We had shopped earlier that day, down at Granville Island market, a known source of fiesty scotch bonnet and habanero chiles, which the recipe calls for. We used two, trimming out the seeds and much of the incendiary pith, but the resulting dish was not as fiery as, for example, Palle's Jerk Chicken, which has been known to almost blind dinner guests. As you may guess, the man likes his fierce food.

The stew had spinach in it, which I am not accustomed to having in any other iteration of chicken and peanut stew. It was, however, a beautiful and perfect ingredient - added just at the last minute and stirred through, so it stayed jewel-bright and fresh tasting, and that single element really elevated the dish into something special. I particularly liked that, unlike many one-pot meals, this one had a variety of textures and a very well-balanced approach to starch and protein, and vegetables. While the recipe called for a combination of chicken breast and thigh, after making it that way I once again decided that stewed chicken should be all dark meat, whereever possible. It just gives itself over to the task that much better, staying juicy even in large chunks, browning beautifully when sauteed, and having a lot of flavour. For the small increase in fat to be found in the thighs, I'll take them over breast meat in most simmered dishes.

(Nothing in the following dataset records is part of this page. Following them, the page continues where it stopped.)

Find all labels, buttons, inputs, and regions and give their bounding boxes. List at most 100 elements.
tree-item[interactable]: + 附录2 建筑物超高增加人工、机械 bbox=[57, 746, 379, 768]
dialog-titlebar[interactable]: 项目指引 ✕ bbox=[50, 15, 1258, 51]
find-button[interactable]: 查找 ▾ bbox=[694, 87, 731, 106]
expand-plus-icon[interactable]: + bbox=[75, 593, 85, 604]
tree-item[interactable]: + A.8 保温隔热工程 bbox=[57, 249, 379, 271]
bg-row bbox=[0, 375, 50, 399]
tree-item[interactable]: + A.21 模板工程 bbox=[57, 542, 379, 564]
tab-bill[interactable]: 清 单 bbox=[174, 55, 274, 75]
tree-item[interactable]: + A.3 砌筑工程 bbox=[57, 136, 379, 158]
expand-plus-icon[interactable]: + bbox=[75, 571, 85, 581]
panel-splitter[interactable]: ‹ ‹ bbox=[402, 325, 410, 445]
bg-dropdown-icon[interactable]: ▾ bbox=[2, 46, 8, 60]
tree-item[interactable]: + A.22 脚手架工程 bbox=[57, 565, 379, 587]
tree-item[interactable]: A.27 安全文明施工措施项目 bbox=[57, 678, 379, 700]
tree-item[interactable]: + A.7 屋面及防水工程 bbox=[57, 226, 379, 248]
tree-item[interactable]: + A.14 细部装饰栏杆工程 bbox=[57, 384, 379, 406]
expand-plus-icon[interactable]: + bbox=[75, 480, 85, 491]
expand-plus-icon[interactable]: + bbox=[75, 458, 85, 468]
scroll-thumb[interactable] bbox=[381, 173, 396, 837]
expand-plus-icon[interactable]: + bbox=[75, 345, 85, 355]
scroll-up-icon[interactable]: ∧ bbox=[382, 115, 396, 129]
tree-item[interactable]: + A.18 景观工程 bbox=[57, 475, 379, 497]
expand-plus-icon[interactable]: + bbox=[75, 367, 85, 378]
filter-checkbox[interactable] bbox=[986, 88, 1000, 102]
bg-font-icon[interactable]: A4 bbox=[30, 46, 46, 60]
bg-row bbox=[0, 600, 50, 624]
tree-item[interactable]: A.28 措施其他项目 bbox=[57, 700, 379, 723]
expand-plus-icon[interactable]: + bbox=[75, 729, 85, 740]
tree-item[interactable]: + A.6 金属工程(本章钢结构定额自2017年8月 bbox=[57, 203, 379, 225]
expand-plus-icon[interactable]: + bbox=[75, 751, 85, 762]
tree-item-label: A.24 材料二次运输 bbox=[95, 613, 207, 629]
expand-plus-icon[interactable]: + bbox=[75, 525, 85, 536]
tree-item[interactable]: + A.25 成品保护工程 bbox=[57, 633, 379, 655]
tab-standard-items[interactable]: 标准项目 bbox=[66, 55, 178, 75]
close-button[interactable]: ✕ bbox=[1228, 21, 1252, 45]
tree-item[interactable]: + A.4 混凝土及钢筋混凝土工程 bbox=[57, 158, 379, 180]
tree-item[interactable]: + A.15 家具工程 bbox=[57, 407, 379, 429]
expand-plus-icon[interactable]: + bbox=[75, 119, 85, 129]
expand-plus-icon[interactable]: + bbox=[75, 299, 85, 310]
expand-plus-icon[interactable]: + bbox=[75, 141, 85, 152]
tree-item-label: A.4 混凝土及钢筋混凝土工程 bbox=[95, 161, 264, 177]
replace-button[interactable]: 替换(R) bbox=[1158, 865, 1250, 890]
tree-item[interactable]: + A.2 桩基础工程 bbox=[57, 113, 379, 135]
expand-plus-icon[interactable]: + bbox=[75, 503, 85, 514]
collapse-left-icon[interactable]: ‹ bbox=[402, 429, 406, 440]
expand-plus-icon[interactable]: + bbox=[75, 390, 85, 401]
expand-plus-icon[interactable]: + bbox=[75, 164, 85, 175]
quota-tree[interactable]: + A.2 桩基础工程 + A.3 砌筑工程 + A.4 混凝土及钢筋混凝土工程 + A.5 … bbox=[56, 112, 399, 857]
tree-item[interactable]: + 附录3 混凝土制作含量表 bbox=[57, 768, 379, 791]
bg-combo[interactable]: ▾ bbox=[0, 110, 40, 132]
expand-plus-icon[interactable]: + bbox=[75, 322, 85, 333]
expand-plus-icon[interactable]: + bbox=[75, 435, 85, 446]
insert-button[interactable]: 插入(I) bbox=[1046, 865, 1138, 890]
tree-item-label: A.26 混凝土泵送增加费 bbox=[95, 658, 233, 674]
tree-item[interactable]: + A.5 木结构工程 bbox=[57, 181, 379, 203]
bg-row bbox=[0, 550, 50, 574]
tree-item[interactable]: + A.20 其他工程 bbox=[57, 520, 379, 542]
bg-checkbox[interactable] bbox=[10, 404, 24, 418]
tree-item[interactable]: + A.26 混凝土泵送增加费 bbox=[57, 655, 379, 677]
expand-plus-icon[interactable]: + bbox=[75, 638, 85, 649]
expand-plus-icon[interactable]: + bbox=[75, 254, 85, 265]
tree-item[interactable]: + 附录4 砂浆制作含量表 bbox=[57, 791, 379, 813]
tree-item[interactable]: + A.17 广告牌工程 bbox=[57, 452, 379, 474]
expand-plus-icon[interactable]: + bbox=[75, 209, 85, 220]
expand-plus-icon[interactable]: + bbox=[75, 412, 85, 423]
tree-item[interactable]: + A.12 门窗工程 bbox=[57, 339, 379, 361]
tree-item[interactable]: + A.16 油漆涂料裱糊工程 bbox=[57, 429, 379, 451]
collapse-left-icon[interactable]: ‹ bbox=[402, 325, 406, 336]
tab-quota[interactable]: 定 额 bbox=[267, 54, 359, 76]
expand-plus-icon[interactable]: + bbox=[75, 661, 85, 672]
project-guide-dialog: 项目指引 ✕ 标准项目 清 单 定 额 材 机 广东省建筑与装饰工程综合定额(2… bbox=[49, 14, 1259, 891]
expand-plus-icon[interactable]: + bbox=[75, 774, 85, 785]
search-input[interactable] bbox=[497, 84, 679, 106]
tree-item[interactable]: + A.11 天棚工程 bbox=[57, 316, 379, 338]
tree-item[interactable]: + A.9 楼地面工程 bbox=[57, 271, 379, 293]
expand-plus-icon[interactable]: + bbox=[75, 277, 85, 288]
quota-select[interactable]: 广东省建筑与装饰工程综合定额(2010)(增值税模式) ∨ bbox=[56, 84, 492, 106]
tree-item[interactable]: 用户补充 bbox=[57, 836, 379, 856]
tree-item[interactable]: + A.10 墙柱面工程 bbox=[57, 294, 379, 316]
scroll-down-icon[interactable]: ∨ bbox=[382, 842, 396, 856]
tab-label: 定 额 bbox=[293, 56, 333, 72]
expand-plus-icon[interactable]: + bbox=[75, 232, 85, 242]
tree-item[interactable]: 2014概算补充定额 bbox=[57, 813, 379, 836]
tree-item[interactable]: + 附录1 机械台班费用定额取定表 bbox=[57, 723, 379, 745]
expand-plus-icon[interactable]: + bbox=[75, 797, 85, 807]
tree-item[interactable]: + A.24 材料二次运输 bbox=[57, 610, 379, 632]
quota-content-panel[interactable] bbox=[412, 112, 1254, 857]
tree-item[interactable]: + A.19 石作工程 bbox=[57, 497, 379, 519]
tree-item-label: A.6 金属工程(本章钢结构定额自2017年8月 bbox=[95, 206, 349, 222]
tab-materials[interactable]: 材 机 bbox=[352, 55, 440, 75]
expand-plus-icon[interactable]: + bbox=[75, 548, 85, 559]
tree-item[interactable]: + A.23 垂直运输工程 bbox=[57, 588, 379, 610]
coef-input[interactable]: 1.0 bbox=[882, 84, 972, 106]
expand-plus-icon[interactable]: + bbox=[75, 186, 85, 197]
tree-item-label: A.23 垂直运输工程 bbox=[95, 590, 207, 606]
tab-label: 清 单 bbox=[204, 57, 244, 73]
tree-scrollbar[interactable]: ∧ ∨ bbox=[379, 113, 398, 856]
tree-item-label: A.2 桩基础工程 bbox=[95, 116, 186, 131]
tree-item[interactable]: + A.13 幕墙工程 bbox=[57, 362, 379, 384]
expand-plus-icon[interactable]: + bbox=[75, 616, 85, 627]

We both really liked the dish, although a couple of changes may be in order. The aforementioned all-thigh approach definitely strikes my fancy, and also, the amount of liquid seems a little higher than I thought ideal, especially for a stew as opposed to a soup. This is the sort of thing that can be very hard to gauge the first time one does a recipe, and moreso in a recipe like this where cooked onions and carrots are pureed into the liquid. Still, it's a good thing to note and adjust on a re-visit.

There are a lot of other dishes I want to try, in this book. There's an outstanding-looking lamb and chickpea sandwich, and a recipe for homemade merguez sausage - made into meatballs. That sounds just about perfect, to me, so I'm really looking forward to making it. I just need to decide what to serve with them...I suspect they are next on the list.